There are two approaches to adapting the model for compressible flows. In the first approach the turbulent dynamic viscosity is computed from

$\mu_t = \rho \tilde{\nu} f_{v1}$

where $\rho$ is the local density. The convective terms in the equation for $\tilde{\nu}$ are modified to

$\frac{\partial \tilde{\nu}}{\partial t} + \frac{\partial}{\partial x_j} (\tilde{\nu} u_j)= \mbox{RHS}$

where the right hand side (RHS) is the same as in the original model.

## Boundary conditions

Boundary conditions are set by defining values of $\tilde{\nu}$. This may be refered to as the Spalart-Allmaras variable.

Walls: $\tilde{\nu}=0$

Freestream: Ideally $\tilde{\nu}=0$, but some solvers can have problem with that so $\tilde{\nu}<=\frac{\nu}{2}$ can be used. This is if the trip term is used to "start up" the model. A convenient option is to set $\tilde{\nu}=5{\nu}$ in the freestream. The model then provides fully turbulent results and any regions like boundary layers that contain shear become fully turbulent.
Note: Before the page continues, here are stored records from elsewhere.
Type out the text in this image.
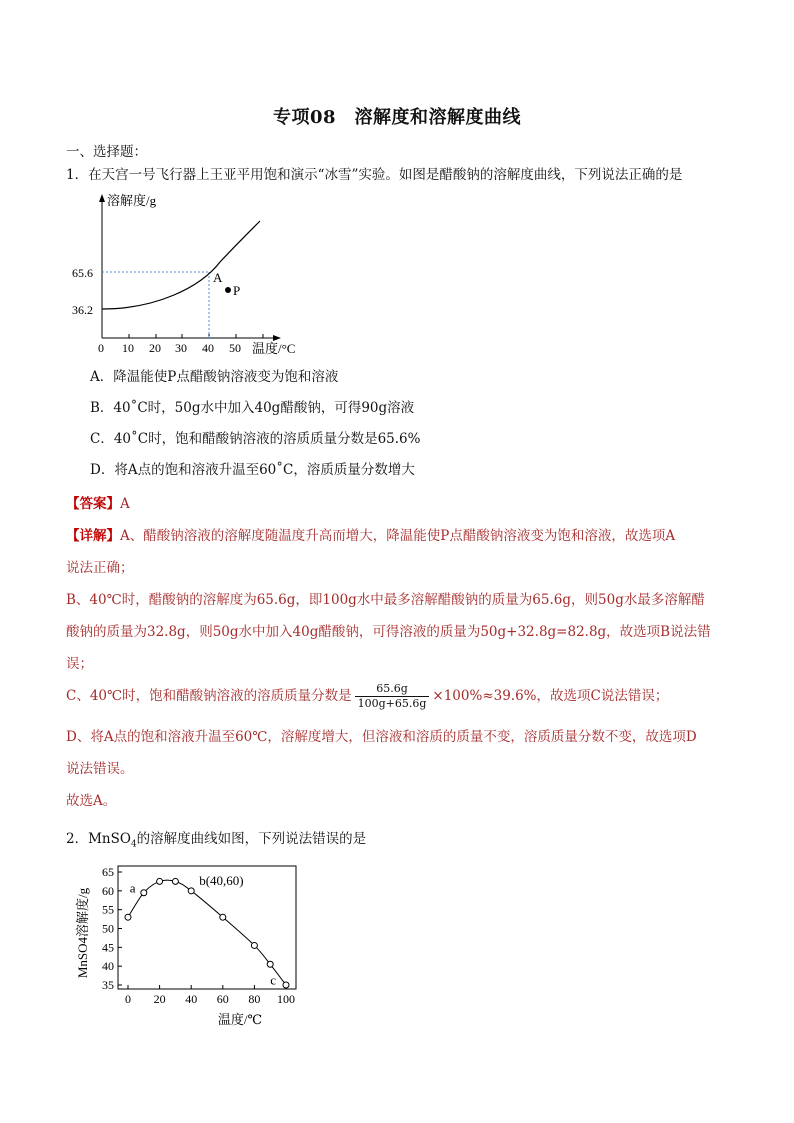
专项08　溶解度和溶解度曲线
一、选择题：
1．在天宫一号飞行器上王亚平用饱和演示“冰雪”实验。如图是醋酸钠的溶解度曲线，下列说法正确的是
溶解度/g
65.6
36.2
0 10 20 30 40 50 温度/°C
A
P
A．降温能使P点醋酸钠溶液变为饱和溶液
B．40˚C时，50g水中加入40g醋酸钠，可得90g溶液
C．40˚C时，饱和醋酸钠溶液的溶质质量分数是65.6%
D．将A点的饱和溶液升温至60˚C，溶质质量分数增大
【答案】A
【详解】A、醋酸钠溶液的溶解度随温度升高而增大，降温能使P点醋酸钠溶液变为饱和溶液，故选项A
说法正确；
B、40℃时，醋酸钠的溶解度为65.6g，即100g水中最多溶解醋酸钠的质量为65.6g，则50g水最多溶解醋
酸钠的质量为32.8g，则50g水中加入40g醋酸钠，可得溶液的质量为50g+32.8g=82.8g，故选项B说法错
误；
C、40℃时，饱和醋酸钠溶液的溶质质量分数是 $\frac{65.6g}{100g+65.6g} \times 100\%\approx 39.6\%$，故选项C说法错误；
D、将A点的饱和溶液升温至60℃，溶解度增大，但溶液和溶质的质量不变，溶质质量分数不变，故选项D
说法错误。
故选A。
2．MnSO$_4$的溶解度曲线如图，下列说法错误的是
MnSO4溶解度/g
温度/℃
35
40
45
50
55
60
65
0 20 40 60 80 100
a
b(40,60)
c
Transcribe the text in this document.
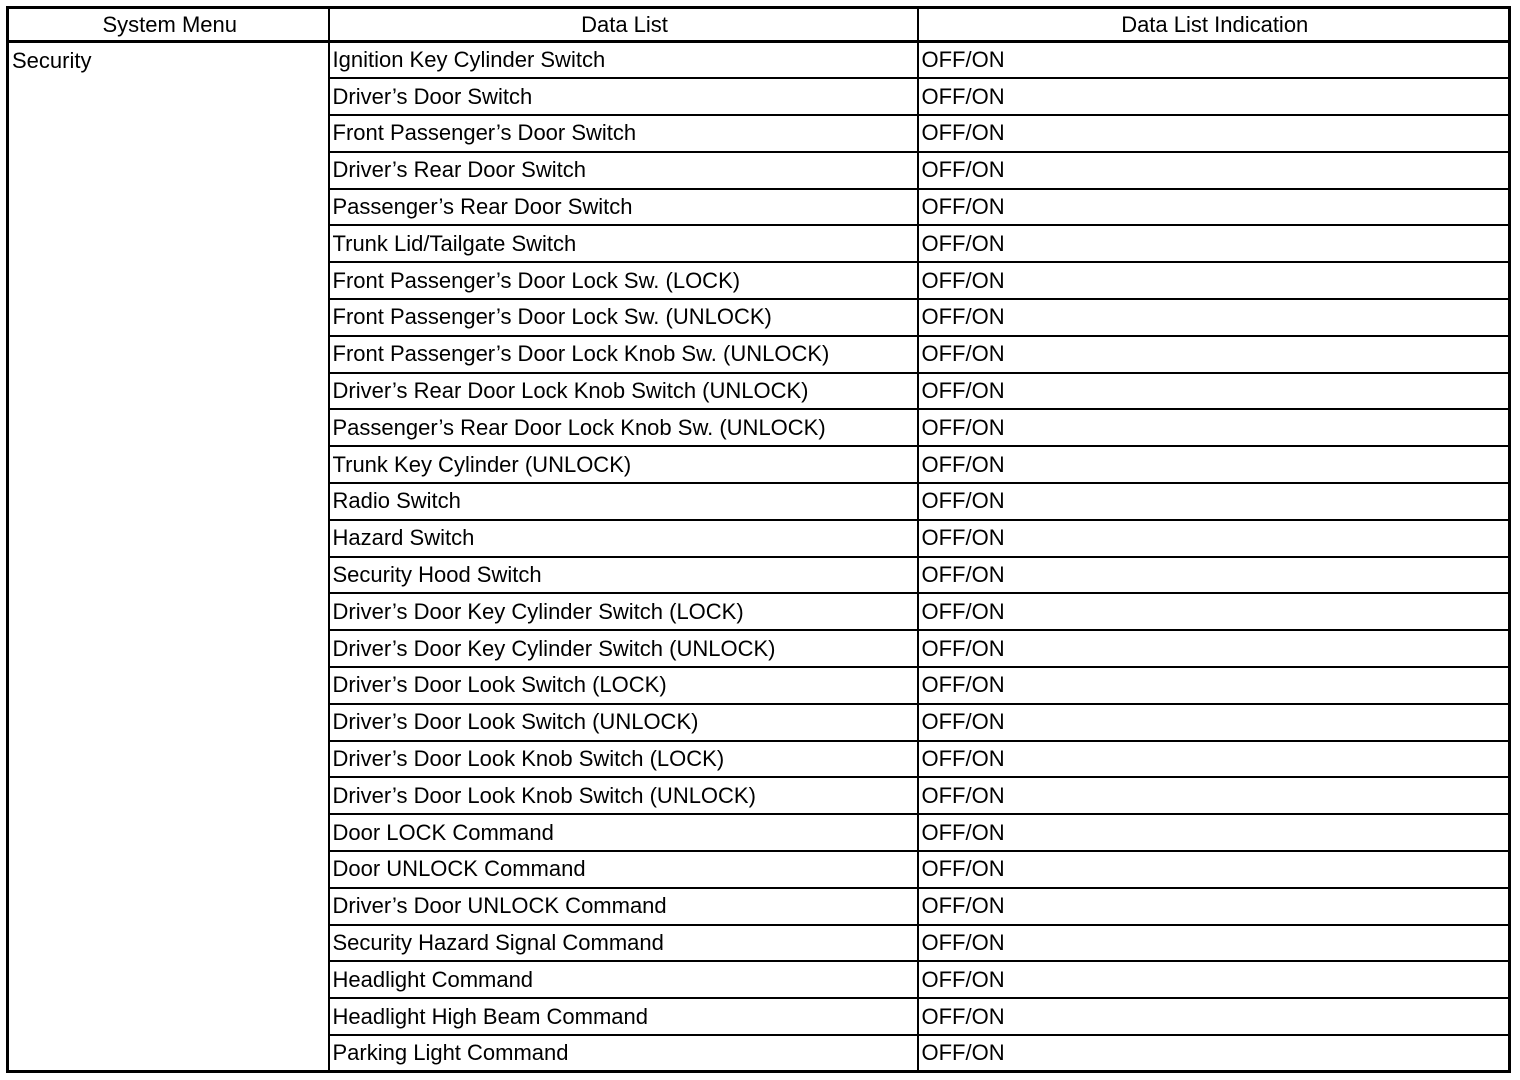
System Menu	Data List	Data List Indication
Security	Ignition Key Cylinder Switch	OFF/ON
	Driver’s Door Switch	OFF/ON
	Front Passenger’s Door Switch	OFF/ON
	Driver’s Rear Door Switch	OFF/ON
	Passenger’s Rear Door Switch	OFF/ON
	Trunk Lid/Tailgate Switch	OFF/ON
	Front Passenger’s Door Lock Sw. (LOCK)	OFF/ON
	Front Passenger’s Door Lock Sw. (UNLOCK)	OFF/ON
	Front Passenger’s Door Lock Knob Sw. (UNLOCK)	OFF/ON
	Driver’s Rear Door Lock Knob Switch (UNLOCK)	OFF/ON
	Passenger’s Rear Door Lock Knob Sw. (UNLOCK)	OFF/ON
	Trunk Key Cylinder (UNLOCK)	OFF/ON
	Radio Switch	OFF/ON
	Hazard Switch	OFF/ON
	Security Hood Switch	OFF/ON
	Driver’s Door Key Cylinder Switch (LOCK)	OFF/ON
	Driver’s Door Key Cylinder Switch (UNLOCK)	OFF/ON
	Driver’s Door Look Switch (LOCK)	OFF/ON
	Driver’s Door Look Switch (UNLOCK)	OFF/ON
	Driver’s Door Look Knob Switch (LOCK)	OFF/ON
	Driver’s Door Look Knob Switch (UNLOCK)	OFF/ON
	Door LOCK Command	OFF/ON
	Door UNLOCK Command	OFF/ON
	Driver’s Door UNLOCK Command	OFF/ON
	Security Hazard Signal Command	OFF/ON
	Headlight Command	OFF/ON
	Headlight High Beam Command	OFF/ON
	Parking Light Command	OFF/ON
Outlet: convective outlet.

To calculate boundary conditions for this model from turbulence intensity and length-scale see turbulence free-stream boundary conditions.

## References

• Dacles-Mariani, J., Zilliac, G. G., Chow, J. S. and Bradshaw, P. (1995), "Numerical/Experimental Study of a Wingtip Vortex in the Near Field", AIAA Journal, 33(9), pp. 1561-1568, 1995.
• Spalart, P. R. and Allmaras, S. R. (1992), "A One-Equation Turbulence Model for Aerodynamic Flows", AIAA Paper 92-0439.
• Spalart, P. R. and Allmaras, S. R. (1994), "A One-Equation Turbulence Model for Aerodynamic Flows", La Recherche Aerospatiale n 1, 5-21.